Solution: A data scientist should be part of the scoping conversation as early as possible to identify if there is an opportunity for ML to make an impact. If a project sounds like a good candidate for automation, a data scientist can tell you what the best way to solve that problem is. If the data scientist is saying it’s not feasible, it’s worth addressing why that is, or looking for an alternative solution.
As is often said: ‘garbage in, garbage out’. Having big data isn’t enough; it has to be good data for an ML algorithm to be effective. If large amounts of data are missing or incorrect, performance of any ML algorithm will suffer. Collecting data and getting data into a usable state is a vastly underestimated process, both by data scientists and by project leaders. Between an initial point of contact for an ML project and developing a production model, several months can go by before the Extract-Transform-Load (ETL) is functioning as needed for a production level model to work. If the data is discovered to be poor quality at this point, lots of energy has already been wasted.

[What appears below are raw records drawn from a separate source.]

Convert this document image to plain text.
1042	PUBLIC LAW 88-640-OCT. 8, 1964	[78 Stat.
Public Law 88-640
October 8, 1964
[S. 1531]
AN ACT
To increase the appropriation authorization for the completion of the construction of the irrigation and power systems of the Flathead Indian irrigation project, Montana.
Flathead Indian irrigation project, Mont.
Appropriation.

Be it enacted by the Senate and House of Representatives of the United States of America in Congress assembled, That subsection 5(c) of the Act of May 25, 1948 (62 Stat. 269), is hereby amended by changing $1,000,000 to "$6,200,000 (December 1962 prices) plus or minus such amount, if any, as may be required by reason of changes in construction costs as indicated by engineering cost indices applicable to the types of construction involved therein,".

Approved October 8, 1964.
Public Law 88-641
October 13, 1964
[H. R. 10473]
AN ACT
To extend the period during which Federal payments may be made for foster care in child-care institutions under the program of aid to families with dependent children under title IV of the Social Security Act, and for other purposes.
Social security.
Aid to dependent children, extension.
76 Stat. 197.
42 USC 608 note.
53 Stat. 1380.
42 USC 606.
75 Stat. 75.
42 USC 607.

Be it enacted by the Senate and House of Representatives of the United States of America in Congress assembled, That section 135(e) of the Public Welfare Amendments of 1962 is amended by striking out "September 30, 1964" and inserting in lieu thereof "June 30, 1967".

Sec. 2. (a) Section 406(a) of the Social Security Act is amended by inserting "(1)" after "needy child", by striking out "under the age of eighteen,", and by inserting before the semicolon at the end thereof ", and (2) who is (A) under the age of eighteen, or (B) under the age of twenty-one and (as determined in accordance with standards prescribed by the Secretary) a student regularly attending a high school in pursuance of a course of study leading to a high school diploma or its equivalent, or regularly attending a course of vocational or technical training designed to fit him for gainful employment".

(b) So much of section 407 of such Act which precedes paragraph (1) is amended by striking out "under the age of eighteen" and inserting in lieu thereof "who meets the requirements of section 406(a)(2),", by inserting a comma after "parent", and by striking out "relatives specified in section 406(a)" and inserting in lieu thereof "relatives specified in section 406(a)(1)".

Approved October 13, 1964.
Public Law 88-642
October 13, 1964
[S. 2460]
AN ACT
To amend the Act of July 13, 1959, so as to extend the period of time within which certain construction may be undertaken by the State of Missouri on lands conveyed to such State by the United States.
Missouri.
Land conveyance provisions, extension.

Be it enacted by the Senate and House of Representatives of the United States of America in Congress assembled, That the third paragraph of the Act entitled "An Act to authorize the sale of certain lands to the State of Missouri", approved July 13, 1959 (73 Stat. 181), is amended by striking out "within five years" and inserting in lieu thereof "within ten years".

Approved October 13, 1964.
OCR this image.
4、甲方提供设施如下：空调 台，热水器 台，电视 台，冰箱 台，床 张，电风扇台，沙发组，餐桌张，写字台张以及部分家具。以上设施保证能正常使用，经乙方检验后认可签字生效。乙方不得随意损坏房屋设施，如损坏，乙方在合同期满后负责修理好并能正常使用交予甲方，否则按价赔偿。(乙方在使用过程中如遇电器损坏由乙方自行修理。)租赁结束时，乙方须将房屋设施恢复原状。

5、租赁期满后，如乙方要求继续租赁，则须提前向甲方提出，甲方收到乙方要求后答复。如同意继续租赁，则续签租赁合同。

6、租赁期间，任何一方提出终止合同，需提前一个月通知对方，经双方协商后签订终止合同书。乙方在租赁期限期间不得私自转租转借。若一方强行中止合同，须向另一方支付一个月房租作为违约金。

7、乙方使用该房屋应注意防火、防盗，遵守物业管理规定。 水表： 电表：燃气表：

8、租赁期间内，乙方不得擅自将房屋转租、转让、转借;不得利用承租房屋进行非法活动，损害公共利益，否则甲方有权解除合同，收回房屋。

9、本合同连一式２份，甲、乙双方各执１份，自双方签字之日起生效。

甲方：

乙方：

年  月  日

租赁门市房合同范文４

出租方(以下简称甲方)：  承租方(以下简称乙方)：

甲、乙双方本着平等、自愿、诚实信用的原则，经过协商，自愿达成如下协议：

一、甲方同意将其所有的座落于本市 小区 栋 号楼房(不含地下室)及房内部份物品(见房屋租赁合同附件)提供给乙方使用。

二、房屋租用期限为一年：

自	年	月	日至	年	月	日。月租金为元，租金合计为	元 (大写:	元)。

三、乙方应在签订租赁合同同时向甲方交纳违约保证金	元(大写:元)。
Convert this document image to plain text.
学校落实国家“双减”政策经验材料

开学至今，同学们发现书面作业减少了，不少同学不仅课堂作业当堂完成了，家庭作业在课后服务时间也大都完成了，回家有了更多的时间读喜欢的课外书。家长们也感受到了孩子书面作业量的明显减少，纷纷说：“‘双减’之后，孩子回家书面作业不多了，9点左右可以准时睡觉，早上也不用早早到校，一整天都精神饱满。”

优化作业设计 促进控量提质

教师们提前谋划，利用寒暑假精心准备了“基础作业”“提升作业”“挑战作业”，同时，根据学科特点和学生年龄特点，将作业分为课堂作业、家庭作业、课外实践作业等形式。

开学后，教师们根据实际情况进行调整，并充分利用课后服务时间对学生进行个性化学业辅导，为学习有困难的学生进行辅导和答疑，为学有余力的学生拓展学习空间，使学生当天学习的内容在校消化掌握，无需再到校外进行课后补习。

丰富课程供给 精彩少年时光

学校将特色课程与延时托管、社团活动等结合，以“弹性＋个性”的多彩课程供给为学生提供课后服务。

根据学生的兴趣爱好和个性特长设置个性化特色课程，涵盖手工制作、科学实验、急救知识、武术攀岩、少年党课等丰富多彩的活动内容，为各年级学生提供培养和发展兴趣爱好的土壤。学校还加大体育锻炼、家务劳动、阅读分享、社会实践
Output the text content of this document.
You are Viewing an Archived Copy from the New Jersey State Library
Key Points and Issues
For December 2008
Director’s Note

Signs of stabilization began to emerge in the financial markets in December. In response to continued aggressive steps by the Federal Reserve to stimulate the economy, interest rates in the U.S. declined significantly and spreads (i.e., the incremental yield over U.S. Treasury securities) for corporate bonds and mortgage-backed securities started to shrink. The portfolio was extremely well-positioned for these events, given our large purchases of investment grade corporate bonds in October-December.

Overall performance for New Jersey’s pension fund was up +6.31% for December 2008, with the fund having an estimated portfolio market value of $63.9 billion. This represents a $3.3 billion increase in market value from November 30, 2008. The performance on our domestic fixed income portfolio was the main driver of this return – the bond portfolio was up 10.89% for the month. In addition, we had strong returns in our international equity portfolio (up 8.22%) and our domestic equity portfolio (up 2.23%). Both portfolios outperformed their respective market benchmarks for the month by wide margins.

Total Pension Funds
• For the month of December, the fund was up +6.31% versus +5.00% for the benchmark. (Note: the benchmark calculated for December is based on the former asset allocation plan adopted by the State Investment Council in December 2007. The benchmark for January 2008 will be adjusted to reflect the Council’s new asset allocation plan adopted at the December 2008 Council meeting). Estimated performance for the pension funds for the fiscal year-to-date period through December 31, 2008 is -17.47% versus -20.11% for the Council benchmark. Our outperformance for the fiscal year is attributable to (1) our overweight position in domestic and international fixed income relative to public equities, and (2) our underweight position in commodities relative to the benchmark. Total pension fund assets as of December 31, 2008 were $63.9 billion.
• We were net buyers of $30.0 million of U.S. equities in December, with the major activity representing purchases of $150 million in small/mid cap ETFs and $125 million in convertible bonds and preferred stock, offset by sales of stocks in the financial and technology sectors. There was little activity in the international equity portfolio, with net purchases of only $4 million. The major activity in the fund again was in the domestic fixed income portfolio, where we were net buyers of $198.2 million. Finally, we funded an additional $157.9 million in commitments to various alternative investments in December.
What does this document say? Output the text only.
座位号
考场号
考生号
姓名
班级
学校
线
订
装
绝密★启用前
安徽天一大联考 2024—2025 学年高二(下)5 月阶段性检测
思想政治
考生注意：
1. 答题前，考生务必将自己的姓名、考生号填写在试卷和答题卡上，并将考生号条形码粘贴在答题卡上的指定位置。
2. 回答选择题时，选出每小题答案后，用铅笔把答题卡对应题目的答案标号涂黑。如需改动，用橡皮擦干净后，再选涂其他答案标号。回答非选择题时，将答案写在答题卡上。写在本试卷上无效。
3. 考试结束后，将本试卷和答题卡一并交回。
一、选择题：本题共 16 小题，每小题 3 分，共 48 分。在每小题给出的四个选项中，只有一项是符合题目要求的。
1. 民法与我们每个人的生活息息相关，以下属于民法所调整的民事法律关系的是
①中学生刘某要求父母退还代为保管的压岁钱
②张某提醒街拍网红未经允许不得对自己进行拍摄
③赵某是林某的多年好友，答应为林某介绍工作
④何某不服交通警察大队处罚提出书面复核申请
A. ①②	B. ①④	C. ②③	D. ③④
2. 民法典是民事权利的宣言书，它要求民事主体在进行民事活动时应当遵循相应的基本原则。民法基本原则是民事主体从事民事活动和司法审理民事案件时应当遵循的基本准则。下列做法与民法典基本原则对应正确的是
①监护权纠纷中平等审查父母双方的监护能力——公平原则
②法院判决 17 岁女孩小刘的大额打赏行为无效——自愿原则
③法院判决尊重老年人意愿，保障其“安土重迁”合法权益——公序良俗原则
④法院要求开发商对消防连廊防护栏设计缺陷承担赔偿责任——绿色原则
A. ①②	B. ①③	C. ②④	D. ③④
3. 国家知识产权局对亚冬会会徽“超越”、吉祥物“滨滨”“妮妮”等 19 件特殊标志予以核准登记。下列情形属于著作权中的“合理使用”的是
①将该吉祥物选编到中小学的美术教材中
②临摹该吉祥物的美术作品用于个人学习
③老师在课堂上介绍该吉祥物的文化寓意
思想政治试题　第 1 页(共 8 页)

Solution: Have a data quality assessment done after a successful POC, but before going to development. This could suggest what the performance limits are given the data quality, and highlight the opportunity to improve the quality of that data collection and storage. At the very least, some comment should be made about what risks the data quality presents before development.
There are a few reasons why ML triggers loss aversion for stakeholders.
Whatever process your project might be aiming to enhance or replace, its error will be on full display. This is intentional, as any good data scientist wants as accurate an appraisal of their model performance as possible; that error will not be 0 as machine learning models are probabilistic. An initial model might be wrong 15% of the time, 20% of the time, and accepting that many mistakes is a hard sell, even if it could be a usable model.
However, just because you can’t see the mistakes happening in your current process so explicitly, it doesn’t mean they don’t exist. Machines are expected to be wholly reliable, while humans are not, perhaps because dealing with a failure you can’t foresee is easier than accepting a guaranteed amount of failures, leading to slow adoption of less-than-perfect models.
Solution: Allow for your existing process to be quantified as part of your project and as a benchmark for machine learning to beat. Agreeing on metrics and KPIs will give everyone involved a clear vision of what is trying to be achieved. This will give all stakeholders the most confidence that an algorithm is competitive. If it really isn’t possible to say what success looks like up-front, the only recourse is real-world experimentation to collect more data. This might be expensive but it’s better than guesswork.
In summary, scoping projects carefully to see if they have the elements in place for success is the best approach for ML projects. Consult early, check the data, agree the metrics, understand the end user. However, even if all the necessary precautions are taken, the end goal can’t be achieved. But doing your due diligence can certainly help dodge the pitfalls.